Justin'in gidişinin üstünden 2 gün geçmişti ve ben ölü gibiydim. Hasta olmuştum ve evden çıkmıyordum.
Bilinmeyenden de mesaj atacak halim olmadığı için Justin'le konuşamamıştım.
Telefonu elime aldım.
Bilinmeyen numara: heeeeyyy
Justin: selam
Bilinmeyen numara: ne yapıyorsun?
Justin: buraya alışmaya çalışıyorum
Justin: annem sürekli gezmek istiyor benimse tek istediğim uyku
Justin: ve yanımıza bir adam getirdi
Justin: umarım sadece arkadaşıdır
Justin: sen neler yapıyorsun?
Bilinmeyen numara: klasik şeyler
Bilinmeyen numara: aşırı sıkıcı bir tatil yaşıyorum
Bilinmeyen numara: yanına gelmek isterdim
Bilinmeyen numara: eminim tatilin daha güzel geçerdi
Justin: kesinlikle
Justin: bizimkileri gördün mü hiç?
Justin: ben yokken sahne aldılar mı?
Bilinmeyen numara: hayır almadılar
Bilinmeyen numara: adam ve tom hep karşıma çıkıyor ama ave'i görmedim
Bilinmeyen numara: bir şey mi oldu
Justin: beni aramıyorlar
Justin: kendimi kötü hissetmeme sebep oldular
Bilinmeyen numara: sen ara?
Bilinmeyen numara: gurur yapıyorsan şimdiden söylüyorum
Bilinmeyen numara: gurur hiçbir zaman çözüm yolu değildir
Bilinmeyen numara: ve işleri daha da zorlaştırdığını düşünüyorum
Mesajı attıktan hemen sonra hattımı değiştirdim.

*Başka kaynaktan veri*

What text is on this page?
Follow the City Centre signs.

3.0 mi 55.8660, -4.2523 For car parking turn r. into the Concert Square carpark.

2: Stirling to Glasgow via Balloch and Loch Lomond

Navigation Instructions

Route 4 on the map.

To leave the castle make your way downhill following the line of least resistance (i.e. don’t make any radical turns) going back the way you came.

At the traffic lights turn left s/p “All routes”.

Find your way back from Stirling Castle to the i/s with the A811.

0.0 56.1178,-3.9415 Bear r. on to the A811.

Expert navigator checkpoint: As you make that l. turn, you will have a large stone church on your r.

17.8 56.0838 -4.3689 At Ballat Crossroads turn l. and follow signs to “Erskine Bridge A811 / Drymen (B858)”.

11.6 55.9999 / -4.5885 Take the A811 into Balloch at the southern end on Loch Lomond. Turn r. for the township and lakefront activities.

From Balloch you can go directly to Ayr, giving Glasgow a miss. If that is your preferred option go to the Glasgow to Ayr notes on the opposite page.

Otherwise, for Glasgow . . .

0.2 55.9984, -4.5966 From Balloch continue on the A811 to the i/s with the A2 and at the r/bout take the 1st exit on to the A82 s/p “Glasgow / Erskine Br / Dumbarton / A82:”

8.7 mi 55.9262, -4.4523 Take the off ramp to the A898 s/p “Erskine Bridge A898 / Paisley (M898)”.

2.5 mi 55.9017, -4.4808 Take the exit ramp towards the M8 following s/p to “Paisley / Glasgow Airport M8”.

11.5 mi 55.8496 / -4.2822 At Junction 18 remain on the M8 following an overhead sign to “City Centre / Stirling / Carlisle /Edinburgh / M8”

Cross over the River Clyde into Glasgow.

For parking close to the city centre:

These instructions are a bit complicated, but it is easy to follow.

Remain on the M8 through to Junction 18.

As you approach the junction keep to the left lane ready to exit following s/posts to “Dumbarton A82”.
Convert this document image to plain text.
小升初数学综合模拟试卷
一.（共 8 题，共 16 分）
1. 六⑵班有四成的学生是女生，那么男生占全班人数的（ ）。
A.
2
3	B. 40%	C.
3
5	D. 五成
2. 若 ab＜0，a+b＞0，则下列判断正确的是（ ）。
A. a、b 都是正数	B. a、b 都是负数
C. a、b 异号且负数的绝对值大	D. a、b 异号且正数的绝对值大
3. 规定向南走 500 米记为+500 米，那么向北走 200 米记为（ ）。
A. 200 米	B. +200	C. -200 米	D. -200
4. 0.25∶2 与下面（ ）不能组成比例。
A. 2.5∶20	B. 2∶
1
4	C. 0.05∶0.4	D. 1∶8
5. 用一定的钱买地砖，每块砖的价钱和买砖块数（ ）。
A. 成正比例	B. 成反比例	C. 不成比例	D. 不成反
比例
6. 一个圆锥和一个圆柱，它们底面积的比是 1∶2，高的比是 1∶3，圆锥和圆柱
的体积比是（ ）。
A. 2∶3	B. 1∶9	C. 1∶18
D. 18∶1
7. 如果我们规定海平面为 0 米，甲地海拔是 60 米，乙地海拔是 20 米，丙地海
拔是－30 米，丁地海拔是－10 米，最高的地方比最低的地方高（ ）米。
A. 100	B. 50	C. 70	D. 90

Çok bile konuşmuştum.
Annemin sehpaya bıraktığı meyve suyunu içmeye başladım. O sırada telefonum çaldı.
Justin arıyor...
Suratımda gülümseme belirdi ve daha fazla bekletmeden aramayı cevapladım.
"Efendim?"
"Selam Ave," derken sesi tedirgindi.
"Selam Justin."
"Ben şey..."
"Sen ne?"
"Ben seni özledim. Çocuklarıda. Yani Tom ve Adam. Ama seni aramak istedim çünkü her neyse, ne yapıyorsun?"
Sesi heyecanlı geliyordu ve kurduğu cümlelere bakarsak ne diyeceğini bilemiyor gibiydi.
"Daha 2 gün oldu Justin. Bıraktığın gibiyiz hepimiz."
Bu sözleri beklemiyordu sanırım, ses çıkarmadı.
"Sanırım biraz kaba oldu. Bizde seni özledik. 1 ay nasıl geçecek bilmiyorum."
"Buraya gelmek yanlış bir karardı Ave. Kendi ülkemde, sizin yanınızda daha huzurluyum emin ol."
"Öyle deme, eğlencene bak. Nasıl gidiyor?"
"Annem deli gibi alışveriş yapıyor ve ben sadece ödüyorum."
Gülmeye başladığımda Justin'de güldü.
"Sesini bile özlemişim Ave."
Duyduğum şey ile kalakaldım.
"Keşke gitmeseydin."
"Keşke. Şimdi kapamam gerekiyor, kendine iyi bak."
"Sende."
Aramayı sonlandırmama rağmen hala telefonu elimde tutuyordum. Onu özlemiştim ve buraya döndüğünde ilk işim ona itiraf etmek olacaktı. Buna nerden karar vermiştim bilmiyorum ama... Yapacaktım işte.